Besides, as you can see from the case discussed, an early and correct antibiotic therapy may not always avoid disseminations. The child, although immediately and continuously treated with a cephalosporin (ceftriaxone first and then cefotaxime), has probably had osteomyelitis as complication, requiring a double antibiotic therapy with a high diffusibility glycopeptide (vancomycin) associated to cephalosporin [9].

This may have been favored by the relative immunodeficiency of the subject.

At last, the child presented neurosensorial hearing loss despite early and adequate therapy. Neurosensorial hearing loss, as reported by Nelson’s Textbook, “is the most common consequence of bacterial meningitis and it is often already present at the time of admission to ER. It is usually caused by infection and it’s found in 30% of patients with pneumococcal meningitis” [10].
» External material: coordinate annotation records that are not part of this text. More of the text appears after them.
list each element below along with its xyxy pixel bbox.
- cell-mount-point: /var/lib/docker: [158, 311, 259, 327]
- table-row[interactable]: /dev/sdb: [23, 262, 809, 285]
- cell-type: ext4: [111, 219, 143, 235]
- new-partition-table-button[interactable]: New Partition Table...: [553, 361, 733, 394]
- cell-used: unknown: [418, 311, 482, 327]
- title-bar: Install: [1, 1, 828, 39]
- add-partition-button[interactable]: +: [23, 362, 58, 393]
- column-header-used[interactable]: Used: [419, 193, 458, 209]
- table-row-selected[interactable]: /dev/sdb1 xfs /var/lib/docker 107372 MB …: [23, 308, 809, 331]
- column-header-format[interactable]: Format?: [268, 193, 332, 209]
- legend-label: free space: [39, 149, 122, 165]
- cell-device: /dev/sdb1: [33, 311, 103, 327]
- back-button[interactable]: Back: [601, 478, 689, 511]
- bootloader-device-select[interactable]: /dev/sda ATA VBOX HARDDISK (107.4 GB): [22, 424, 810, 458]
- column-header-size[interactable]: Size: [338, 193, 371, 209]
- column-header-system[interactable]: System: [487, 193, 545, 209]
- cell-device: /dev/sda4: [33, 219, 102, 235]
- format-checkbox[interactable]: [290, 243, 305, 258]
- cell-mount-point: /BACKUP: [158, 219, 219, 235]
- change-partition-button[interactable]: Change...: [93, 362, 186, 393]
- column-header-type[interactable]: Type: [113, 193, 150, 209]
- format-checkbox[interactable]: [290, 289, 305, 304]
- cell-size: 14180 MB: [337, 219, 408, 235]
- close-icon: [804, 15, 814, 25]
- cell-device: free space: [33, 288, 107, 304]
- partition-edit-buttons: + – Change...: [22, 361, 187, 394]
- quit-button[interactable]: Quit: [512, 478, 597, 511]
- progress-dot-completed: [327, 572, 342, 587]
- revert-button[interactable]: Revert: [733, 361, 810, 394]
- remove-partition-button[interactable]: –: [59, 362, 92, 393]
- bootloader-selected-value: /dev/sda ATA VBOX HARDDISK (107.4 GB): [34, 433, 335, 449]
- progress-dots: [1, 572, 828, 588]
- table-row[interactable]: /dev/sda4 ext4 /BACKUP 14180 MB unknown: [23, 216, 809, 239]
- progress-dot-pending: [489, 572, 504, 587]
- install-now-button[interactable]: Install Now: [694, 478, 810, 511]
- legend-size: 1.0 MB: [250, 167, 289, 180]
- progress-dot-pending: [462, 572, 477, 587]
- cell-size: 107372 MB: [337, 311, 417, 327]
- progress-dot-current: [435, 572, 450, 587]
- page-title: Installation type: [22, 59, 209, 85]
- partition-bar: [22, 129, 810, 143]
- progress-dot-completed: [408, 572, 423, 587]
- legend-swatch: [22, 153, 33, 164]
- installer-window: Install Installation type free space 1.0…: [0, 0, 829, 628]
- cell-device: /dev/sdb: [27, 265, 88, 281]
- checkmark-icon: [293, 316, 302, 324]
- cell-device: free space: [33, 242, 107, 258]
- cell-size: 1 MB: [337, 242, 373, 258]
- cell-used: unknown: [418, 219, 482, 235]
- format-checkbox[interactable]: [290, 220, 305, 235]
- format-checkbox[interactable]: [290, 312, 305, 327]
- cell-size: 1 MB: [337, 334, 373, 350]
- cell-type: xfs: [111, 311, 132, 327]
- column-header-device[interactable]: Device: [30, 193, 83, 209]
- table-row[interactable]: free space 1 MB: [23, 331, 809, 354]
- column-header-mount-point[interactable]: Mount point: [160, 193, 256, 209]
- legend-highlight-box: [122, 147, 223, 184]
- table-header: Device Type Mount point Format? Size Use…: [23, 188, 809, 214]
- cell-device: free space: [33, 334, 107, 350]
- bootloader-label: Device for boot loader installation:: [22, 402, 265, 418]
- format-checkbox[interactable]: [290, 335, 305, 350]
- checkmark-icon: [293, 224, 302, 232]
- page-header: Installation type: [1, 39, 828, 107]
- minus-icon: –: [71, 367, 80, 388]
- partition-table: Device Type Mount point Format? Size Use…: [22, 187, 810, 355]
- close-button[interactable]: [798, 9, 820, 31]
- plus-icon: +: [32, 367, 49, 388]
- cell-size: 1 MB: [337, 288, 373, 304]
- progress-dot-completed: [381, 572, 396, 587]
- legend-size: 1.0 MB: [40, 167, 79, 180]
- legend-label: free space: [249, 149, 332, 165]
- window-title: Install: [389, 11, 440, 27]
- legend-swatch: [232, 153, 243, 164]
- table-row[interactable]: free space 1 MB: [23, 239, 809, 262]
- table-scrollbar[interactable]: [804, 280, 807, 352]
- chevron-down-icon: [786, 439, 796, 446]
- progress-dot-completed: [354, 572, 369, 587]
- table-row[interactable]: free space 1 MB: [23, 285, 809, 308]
In light of the discussion of this case, we can draw the following considerations. 1) In order to better prevent pneumococcal disease in children with sickle cell disease, it may be suitable to use the 23-valent pneumococcal vaccine. 2) To treat pneumococcal meningitis in a patient with sickle cell anemia, it is advisable to use a cephalosporin such as cefotaxime and not ceftriaxone, since this one can sometimes cause severe autoimmune hemolysis. 3) To prevent the occurrence of dissemination, it is useful to immediately undertake, in these children, an antibiotic therapy with a cephalosporin (cefotaxime) associated with a high diffusibility glycopeptide (vancomycin). 4) In regard to neurosensorial deafness, which is among the most frequent and inevitable complications, it is very important for an early diagnosis to allow an eventual cochlear implant, which should be realized as soon as possible, before complete cochlear ossification.

The child is fine now, and his psychomotricity develops appropriately for his age. He is currently attending kindergarten, and he is continuously followed by the hematology center. He is also bearer of a cochlear implant and so he is monitored by the audiology center.

Conflict of Interest

The authors declare that there is no conflict of interests regarding the publication of this paper.